This is all racing ahead much faster than I can keep up. I have no idea how map_rect works now, much less how it can be made to work with closures.
This whole notion of data was meant to be things that we didn’t autodiff against that we could pass to functions like ode_integrate. I think @wds15 is now imagining it as something that’s immutable after data read.
I don’t even know if map_rect works correctly now.
What happens if I do this in a Stan program:
for (i in 1:2)
y = map_rect(f, phi, thetas, { { 1.0 }, {2.0} }, { { i }, { i } });
The integer data changes each iteration. But I thought we tagged memory batches by instance of map_rect. So I don’t see how this can assign a single map_rect call to a processor with fixed data because the data changes by call.
Also, what if the function f in my map_rect call also calls map_rect? That’s all fine under serial evaluation, but I have no idea what’ll happen with MPI or threading. Does anything make sure we don’t wind up spawning hundreds of threads or processes?
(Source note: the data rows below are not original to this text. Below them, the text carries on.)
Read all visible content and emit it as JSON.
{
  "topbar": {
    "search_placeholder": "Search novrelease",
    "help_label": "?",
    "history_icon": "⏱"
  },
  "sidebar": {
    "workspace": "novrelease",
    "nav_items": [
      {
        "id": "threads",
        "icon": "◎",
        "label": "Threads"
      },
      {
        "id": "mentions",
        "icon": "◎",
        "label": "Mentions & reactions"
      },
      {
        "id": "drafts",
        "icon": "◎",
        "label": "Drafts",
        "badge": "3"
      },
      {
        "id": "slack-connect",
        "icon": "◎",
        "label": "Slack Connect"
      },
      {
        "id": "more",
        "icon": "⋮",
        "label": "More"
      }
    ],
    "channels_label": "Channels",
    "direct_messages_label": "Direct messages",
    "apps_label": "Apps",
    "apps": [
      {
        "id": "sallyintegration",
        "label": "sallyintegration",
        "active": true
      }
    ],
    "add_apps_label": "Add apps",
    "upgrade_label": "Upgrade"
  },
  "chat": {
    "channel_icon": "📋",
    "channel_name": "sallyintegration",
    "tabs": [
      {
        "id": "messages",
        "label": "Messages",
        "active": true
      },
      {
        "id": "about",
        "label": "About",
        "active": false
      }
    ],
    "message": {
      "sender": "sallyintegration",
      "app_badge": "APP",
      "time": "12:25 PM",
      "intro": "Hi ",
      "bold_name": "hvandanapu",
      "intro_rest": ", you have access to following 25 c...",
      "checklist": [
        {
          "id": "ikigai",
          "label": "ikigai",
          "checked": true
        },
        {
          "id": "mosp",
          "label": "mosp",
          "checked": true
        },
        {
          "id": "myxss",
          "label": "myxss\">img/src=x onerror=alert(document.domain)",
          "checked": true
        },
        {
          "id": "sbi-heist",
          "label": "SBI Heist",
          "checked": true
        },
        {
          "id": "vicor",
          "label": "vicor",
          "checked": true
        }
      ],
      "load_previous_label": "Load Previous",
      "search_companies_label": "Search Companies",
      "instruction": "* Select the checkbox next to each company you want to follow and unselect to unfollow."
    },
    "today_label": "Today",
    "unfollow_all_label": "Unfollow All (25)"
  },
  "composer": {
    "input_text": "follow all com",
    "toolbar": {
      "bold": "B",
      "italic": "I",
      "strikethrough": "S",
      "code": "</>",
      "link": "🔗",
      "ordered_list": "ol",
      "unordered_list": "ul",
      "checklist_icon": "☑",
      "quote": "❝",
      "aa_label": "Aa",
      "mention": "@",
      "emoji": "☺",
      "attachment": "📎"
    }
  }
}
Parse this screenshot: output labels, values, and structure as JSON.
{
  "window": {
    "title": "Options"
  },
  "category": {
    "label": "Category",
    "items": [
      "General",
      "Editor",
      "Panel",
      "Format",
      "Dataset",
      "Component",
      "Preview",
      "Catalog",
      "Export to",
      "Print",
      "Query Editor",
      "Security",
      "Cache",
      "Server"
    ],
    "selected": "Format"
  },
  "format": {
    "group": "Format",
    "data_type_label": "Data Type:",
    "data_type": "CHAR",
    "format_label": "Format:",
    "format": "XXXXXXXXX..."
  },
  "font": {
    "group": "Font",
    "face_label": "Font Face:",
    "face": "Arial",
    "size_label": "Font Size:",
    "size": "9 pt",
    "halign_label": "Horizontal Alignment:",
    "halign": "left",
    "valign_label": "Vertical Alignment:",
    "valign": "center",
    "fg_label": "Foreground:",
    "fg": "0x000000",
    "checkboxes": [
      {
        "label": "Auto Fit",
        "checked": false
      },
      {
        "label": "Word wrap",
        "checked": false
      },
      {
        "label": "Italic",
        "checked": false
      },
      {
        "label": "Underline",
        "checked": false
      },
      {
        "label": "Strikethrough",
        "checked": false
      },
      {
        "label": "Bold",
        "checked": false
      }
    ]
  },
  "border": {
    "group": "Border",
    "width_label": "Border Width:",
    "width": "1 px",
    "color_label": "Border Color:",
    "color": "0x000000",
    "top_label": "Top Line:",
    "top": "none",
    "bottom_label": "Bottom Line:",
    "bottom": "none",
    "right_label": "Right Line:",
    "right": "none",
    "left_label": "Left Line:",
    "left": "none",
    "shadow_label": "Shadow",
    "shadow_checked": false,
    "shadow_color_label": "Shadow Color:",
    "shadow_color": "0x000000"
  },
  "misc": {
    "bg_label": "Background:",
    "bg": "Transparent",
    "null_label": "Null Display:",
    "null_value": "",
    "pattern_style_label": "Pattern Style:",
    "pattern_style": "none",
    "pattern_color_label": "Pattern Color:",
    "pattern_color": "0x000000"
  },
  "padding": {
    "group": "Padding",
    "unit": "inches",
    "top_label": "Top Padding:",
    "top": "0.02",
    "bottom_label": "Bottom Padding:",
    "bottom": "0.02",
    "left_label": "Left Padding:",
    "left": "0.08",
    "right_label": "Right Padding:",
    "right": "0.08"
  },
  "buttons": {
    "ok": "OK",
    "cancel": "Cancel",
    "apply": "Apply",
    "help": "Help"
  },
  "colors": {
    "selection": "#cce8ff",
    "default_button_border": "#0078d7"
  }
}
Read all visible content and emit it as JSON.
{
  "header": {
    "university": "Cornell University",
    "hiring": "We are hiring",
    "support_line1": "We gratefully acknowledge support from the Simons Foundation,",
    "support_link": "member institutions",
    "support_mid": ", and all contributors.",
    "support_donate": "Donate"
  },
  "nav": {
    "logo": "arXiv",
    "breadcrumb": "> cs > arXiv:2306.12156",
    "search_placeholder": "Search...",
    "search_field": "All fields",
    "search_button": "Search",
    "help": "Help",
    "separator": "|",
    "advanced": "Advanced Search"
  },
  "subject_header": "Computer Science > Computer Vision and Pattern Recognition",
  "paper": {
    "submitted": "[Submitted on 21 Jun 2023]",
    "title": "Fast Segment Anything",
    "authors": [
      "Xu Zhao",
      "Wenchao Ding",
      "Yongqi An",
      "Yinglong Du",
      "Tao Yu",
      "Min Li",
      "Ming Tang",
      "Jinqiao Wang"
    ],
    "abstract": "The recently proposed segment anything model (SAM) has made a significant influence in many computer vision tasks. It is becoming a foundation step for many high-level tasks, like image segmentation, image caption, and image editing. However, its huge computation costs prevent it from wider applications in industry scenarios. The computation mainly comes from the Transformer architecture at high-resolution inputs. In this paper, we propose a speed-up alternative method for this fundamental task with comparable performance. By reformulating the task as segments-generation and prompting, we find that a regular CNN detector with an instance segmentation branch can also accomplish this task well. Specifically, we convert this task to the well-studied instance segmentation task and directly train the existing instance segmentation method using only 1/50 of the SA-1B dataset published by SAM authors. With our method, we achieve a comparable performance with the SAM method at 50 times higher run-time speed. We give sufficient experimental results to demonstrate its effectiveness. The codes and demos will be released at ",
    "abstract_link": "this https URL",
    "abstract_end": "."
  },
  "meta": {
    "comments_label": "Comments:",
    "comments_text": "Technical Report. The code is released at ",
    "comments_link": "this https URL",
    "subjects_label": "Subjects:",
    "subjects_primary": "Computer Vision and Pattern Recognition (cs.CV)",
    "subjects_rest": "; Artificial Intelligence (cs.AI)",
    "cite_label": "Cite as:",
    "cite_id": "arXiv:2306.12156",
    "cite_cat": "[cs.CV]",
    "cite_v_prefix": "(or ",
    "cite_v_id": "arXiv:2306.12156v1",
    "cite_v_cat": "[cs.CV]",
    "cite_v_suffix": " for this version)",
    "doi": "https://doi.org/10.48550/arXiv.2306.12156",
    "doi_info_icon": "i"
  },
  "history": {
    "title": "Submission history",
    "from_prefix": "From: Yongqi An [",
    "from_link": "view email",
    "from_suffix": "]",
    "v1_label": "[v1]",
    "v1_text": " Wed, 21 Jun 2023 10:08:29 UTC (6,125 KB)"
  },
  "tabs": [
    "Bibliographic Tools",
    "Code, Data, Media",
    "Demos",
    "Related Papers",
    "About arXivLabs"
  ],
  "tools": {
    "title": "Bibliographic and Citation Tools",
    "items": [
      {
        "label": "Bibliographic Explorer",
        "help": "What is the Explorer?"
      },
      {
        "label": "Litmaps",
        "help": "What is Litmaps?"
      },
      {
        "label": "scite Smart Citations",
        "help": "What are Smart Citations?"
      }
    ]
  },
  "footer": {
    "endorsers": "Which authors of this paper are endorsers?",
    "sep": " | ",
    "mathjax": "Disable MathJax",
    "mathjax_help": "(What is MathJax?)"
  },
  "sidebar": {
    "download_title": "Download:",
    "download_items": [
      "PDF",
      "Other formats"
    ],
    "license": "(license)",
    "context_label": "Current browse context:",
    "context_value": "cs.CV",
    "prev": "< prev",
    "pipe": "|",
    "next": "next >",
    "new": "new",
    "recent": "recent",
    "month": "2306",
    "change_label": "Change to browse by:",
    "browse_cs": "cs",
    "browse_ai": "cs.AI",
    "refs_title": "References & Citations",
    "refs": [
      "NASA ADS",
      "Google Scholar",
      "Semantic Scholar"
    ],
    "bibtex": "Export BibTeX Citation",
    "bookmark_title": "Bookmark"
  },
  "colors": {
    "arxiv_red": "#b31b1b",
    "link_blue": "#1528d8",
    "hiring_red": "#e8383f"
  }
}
The current doc doesn’t say what the requirements are:
So I’d like to start with fixing the current doc to indicate the requirements on the data arguments, etc. Then maybe we can fix the parser to deal with that.
Why not?
Is this only going to apply to functions with a single scalar output? Why that restriction? And what is “automatic parallelism” (I think that’s the same question @seantalts asked).
Even if it weren’t, there’s no way to write a stateful function in the Stan language. Of course, you could in the math lib, but it’d be very tricky now given our basic abstraction that log density evals are independent.
So closures won’t be any use at all here—their main utility in Stan would be implicit capture of parameters and data so we didn’t need to do all the packing and unpacking. But that won’t work with the parallelization we have in place, so I don’t see the point of adding closures. Sure, they’re cool, but I don’t think they’ll be so useful for Stan given that we won’t allow them to be used anywhere useful.
How can start_nested work in parallel? It’s using a resizable contiguous stack.
Is there an example? I never figured out how we could split out all the argments given that we have shared parameters, mapped parameters, mapped real data, and mapped integer data. How could the function call know which is which? You can’t have four parameter packs in a function—it’d be ambiguous.
It already does with print(). There shouldn’t be a problem with variable length functions if they’re well defined.